Comment a évolué la transmission de cabinets ces dernières années ?

Il y a dix ans, il y avait environ un cédant pour douze acquéreurs. Aujourd’hui, la proportion est de un pour huit. Car une tendance s’affirme, depuis 4 ou 5 ans : à côté des baby-boomers qui prennent leur retraite, on trouve de plus en plus d’experts-comptables âgés de 45 à 55 ans, qui ont créé leur cabinet, l’ont développé, et cherchent à le vendre alors qu’ils ont encore de nombreuses années à exercer.
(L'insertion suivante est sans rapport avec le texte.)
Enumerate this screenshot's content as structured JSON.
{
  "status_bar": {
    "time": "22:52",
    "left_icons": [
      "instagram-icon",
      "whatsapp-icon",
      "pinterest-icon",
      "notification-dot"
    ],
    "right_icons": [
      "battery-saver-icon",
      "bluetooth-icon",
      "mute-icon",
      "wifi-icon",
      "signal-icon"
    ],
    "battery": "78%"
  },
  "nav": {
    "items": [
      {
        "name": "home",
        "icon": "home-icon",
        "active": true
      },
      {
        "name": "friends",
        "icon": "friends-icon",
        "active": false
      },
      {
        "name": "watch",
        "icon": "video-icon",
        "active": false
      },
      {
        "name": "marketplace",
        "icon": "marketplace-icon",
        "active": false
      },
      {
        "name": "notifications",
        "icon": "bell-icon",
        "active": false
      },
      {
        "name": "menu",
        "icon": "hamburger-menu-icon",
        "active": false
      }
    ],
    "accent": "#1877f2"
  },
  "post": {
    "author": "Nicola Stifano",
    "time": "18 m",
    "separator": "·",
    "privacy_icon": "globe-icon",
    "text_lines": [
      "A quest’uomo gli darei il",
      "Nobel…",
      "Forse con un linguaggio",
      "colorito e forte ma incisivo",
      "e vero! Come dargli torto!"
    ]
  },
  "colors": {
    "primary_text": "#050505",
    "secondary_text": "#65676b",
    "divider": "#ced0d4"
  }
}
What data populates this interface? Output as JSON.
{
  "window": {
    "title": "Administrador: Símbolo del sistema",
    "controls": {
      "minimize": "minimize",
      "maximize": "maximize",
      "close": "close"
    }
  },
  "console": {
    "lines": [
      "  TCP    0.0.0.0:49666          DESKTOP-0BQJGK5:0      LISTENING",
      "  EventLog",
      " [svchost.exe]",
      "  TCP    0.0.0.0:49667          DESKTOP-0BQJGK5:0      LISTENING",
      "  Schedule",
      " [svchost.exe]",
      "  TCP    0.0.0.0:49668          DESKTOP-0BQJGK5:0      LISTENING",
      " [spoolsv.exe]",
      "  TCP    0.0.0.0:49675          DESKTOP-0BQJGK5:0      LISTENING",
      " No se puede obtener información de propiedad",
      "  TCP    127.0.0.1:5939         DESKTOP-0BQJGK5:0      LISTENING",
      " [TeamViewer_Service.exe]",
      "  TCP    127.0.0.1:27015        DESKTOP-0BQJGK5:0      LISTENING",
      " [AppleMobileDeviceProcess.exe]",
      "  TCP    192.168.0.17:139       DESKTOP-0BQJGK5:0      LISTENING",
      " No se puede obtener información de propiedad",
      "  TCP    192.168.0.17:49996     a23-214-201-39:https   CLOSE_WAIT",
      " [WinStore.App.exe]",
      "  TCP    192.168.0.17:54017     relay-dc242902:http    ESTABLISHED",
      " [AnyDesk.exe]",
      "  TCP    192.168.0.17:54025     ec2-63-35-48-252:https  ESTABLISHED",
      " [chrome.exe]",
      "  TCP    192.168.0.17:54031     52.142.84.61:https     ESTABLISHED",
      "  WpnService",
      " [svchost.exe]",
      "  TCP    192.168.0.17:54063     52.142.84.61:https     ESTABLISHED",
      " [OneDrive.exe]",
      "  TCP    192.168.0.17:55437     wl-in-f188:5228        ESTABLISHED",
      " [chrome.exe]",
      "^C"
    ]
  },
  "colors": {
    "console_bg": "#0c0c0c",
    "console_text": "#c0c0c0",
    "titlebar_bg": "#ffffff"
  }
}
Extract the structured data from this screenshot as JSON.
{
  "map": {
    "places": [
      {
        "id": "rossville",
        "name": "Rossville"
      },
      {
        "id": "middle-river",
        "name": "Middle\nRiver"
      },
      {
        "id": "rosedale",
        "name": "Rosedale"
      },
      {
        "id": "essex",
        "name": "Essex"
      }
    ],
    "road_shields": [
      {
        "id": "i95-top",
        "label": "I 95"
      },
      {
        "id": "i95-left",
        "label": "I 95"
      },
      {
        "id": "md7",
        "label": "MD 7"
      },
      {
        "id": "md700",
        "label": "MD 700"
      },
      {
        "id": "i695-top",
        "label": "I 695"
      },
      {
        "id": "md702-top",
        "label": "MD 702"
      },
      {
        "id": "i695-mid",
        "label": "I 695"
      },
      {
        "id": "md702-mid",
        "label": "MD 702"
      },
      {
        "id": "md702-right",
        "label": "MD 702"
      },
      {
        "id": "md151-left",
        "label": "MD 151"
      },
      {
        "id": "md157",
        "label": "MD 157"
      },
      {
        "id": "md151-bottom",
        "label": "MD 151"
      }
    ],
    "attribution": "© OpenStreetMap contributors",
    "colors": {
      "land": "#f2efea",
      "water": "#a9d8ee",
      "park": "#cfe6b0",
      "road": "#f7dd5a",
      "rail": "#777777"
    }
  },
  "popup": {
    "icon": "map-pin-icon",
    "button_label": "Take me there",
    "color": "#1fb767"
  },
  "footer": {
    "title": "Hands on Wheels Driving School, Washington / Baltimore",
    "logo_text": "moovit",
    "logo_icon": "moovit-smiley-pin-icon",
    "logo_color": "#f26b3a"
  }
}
Pourquoi ? Parce qu’ils ne supportent plus les contraintes, telles que la pression sur les prix des missions, la concurrence multiforme, la multiplication des règlements qu’il faut absorber et mettre en œuvre, sans parler de la solitude quand vous êtes seul aux commandes et que le ras-le-bol prend le dessus. Il y a beaucoup d’épuisement parmi les dirigeants… Le projet de ce nouveau profil de cédants est de s’intégrer dans un milieu où il peut s’épanouir, exercer ses compétences sur un portefeuille de clients plus large, s’associer…Bref, vivre l’intérêt du métier, sans avoir les contraintes du chef d’entreprise dans un secteur en pleine mutation.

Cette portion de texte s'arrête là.